PrivateLink - Architecture

In the standard setup, a CelerData cluster is created in an AWS public subnet through the CelerData Cloud BYOC Console. The communication flows as follows:

  1. Cloud Console access: The user logs in to the CelerData Cloud Console over the public Internet (channel 5), selects a cluster, and opens it.
  2. Cluster Console access: The user accesses the Cluster Console over the public Internet (channel 3).
  3. SQL query submission:
    • The user submits SQL queries using the Cluster Console (channel 3). The Cluster Console forwards these queries to the Cluster (channel 2). After query is executed, the results are returned via the same channel.
    • Alternatively, the user submits SQL queries directly to the cluster via the MySQL protocol (channel 4). After query is executed, the results are returned via the same channel.
  4. S3 Data Access: The cluster accesses query profiles and other data from S3 (channel 1).

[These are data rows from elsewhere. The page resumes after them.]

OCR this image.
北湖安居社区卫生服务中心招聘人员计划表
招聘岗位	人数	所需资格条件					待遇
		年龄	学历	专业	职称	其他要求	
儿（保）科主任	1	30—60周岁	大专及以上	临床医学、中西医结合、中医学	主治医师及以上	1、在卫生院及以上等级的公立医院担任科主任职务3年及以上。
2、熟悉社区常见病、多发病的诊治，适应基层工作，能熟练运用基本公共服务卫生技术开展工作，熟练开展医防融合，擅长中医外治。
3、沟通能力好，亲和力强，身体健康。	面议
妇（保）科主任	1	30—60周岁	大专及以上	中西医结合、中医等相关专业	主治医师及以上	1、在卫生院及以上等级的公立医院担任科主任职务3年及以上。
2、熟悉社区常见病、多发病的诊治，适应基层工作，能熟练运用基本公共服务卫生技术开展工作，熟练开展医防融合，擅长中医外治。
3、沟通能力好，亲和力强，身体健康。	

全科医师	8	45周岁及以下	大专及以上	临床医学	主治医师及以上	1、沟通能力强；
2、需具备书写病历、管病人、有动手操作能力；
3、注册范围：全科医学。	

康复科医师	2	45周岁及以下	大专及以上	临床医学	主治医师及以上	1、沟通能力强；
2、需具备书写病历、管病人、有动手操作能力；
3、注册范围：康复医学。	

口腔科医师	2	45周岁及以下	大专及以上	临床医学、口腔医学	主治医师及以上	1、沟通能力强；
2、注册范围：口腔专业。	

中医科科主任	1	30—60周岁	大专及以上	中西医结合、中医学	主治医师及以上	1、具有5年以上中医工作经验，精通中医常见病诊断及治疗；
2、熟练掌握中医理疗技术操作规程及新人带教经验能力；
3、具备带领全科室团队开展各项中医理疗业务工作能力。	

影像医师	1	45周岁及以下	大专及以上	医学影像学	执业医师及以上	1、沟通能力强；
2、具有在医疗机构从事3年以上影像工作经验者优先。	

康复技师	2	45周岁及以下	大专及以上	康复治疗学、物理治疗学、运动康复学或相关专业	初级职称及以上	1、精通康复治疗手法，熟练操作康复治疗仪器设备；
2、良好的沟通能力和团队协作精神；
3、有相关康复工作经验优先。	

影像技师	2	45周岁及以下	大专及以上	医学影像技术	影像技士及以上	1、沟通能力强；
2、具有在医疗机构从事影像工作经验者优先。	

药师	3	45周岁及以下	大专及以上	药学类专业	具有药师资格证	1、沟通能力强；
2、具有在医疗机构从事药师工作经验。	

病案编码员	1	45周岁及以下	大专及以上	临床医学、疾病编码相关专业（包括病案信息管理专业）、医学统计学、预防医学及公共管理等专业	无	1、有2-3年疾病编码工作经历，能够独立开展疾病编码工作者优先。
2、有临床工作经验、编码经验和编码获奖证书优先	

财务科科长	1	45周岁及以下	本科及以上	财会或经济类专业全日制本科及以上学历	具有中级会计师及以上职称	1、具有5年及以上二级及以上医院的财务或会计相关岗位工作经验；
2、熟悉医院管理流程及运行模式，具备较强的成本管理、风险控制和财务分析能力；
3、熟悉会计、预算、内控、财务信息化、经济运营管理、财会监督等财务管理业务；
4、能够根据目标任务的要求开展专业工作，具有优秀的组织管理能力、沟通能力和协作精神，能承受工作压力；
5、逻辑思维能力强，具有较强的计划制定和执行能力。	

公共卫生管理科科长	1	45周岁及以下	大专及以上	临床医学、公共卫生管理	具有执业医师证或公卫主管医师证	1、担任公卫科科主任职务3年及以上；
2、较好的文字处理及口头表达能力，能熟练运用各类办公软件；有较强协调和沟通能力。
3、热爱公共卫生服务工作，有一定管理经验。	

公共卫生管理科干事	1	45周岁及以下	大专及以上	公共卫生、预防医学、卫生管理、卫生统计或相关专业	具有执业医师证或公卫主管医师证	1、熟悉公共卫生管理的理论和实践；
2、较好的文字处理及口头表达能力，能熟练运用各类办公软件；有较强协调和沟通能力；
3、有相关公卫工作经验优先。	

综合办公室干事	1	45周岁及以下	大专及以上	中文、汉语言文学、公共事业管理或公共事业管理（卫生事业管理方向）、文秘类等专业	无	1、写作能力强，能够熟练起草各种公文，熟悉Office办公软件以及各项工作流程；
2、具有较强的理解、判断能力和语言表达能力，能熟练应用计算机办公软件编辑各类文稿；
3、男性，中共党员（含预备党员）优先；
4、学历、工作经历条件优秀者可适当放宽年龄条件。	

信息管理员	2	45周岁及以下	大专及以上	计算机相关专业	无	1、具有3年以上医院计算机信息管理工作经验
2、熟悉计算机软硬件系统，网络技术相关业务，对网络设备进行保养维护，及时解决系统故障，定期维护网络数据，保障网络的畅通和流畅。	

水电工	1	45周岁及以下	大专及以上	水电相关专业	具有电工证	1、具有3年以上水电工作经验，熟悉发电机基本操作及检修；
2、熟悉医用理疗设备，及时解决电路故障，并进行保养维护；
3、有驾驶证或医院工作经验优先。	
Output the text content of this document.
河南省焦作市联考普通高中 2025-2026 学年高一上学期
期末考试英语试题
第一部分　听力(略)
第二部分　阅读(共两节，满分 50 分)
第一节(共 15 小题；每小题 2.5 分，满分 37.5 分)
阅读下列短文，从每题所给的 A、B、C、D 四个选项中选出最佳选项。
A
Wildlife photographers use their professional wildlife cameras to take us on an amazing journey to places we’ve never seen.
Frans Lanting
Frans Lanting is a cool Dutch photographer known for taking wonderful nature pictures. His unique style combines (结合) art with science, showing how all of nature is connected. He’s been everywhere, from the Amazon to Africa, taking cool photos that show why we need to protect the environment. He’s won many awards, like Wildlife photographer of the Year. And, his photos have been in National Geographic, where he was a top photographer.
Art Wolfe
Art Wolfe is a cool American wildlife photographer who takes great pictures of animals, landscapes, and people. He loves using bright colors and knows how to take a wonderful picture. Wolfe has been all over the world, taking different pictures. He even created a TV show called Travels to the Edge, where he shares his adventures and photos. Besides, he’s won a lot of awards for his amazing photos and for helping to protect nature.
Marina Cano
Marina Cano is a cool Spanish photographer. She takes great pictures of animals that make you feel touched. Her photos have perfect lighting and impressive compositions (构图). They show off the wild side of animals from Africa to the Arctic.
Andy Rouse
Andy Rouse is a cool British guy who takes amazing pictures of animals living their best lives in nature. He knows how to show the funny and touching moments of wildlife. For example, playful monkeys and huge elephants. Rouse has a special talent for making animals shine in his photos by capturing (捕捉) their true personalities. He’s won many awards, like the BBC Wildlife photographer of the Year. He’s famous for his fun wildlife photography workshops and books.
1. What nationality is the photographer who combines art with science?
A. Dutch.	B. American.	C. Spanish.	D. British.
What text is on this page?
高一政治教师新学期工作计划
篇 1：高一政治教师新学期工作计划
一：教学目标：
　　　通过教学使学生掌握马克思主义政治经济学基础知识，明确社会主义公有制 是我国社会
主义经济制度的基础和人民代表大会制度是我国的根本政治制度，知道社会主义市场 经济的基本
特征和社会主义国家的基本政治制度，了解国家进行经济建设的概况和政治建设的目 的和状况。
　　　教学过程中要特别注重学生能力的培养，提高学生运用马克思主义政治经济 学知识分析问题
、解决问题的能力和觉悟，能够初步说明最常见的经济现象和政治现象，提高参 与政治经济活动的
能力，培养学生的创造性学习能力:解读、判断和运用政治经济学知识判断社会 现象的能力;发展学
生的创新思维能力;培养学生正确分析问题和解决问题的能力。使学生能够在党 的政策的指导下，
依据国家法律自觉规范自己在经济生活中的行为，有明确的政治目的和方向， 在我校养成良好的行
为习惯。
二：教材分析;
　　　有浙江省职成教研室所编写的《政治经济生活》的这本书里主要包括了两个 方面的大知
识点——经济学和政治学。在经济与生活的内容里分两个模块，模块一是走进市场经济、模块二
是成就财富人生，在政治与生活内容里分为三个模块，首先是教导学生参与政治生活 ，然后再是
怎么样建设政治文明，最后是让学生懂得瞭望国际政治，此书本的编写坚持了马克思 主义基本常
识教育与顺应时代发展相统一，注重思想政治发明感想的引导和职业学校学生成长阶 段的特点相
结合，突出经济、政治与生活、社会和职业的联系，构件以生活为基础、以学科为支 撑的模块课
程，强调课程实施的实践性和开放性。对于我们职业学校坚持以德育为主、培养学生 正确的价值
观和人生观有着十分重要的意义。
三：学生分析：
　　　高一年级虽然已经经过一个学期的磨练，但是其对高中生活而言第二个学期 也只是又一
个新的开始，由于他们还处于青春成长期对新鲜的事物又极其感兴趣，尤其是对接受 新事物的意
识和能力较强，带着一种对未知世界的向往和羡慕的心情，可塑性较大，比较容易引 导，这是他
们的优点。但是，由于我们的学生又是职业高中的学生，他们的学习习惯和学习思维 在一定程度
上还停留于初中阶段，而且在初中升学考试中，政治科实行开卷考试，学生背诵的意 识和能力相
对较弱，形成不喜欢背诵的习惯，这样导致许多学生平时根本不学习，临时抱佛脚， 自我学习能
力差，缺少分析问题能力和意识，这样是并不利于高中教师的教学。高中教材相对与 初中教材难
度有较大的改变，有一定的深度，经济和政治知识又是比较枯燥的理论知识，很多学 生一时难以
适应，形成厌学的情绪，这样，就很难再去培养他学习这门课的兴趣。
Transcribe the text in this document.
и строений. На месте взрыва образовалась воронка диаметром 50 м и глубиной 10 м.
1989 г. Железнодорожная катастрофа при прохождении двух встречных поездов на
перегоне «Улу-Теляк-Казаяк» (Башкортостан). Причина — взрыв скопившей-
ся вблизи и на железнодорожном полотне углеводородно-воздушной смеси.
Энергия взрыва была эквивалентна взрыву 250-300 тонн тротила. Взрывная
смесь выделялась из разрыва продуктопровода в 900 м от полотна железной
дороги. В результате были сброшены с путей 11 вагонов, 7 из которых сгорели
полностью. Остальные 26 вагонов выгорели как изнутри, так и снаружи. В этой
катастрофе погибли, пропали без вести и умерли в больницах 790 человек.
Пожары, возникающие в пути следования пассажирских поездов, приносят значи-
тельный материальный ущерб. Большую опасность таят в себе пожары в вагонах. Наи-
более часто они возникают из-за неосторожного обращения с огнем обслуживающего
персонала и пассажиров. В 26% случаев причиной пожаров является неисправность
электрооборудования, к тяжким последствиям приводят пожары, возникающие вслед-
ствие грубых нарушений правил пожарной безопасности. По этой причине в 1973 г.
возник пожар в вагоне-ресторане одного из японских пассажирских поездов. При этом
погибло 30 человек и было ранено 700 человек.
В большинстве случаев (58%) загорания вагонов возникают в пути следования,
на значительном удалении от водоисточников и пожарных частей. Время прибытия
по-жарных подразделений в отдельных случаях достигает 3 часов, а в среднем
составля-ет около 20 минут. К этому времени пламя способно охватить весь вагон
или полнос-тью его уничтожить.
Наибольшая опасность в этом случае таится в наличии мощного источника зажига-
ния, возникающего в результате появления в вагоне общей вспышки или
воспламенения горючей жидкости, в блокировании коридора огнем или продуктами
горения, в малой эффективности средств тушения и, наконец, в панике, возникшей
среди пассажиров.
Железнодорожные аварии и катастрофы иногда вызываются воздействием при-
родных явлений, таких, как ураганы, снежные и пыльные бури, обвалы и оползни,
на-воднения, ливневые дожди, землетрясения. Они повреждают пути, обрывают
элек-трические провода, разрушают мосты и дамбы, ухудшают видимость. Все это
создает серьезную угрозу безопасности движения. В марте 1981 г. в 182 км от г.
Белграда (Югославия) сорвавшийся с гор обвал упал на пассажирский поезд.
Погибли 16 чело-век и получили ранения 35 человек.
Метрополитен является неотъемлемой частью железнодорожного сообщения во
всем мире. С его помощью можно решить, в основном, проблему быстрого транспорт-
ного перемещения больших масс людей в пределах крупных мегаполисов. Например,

The security concerns are:

  • Channels 3, 4, and 5 expose traffic to the public Internet.
  • Channels 1 and 2 use the AWS backbone network if VPC endpoints are configured; otherwise, they may also traverse the public Internet.

PrivateLink - End-to-End

The End-to-End PrivateLink solution secures traffic by routing it through the AWS backbone network via VPC endpoints. Here’s how it works:

  1. VPC endpoint for connection (Channel 2): You can configure a VPC endpoint for channel 2 to merge the traffic previously on channel 3 with channel 2. This secures communication between the Cluster Console and the cluster.
  2. PrivateLink for S3: You can also configure a PrivateLink for S3 to secure the cluster’s access to S3 data (channel 1).
  3. Secure client access (Channel 4): You can access the cluster over a VPN configured by your cluster administrator. This ensures that SQL queries submitted via the MySQL protocol and their results remain within your VPC.

The key benefits of the End-to-End PrivateLink solution are:

  • Public Internet access to the Cluster Console (channel 3-b) and direct MySQL protocol access (channel 4) is disabled, securing SQL queries and results.
  • Temporary public access to the Cluster Console can be enabled for testing or special use cases but should remain disabled during normal operation.
  • Channel 5 (Cloud Console access) is not secured by PrivateLink but does not involve SQL queries or sensitive data.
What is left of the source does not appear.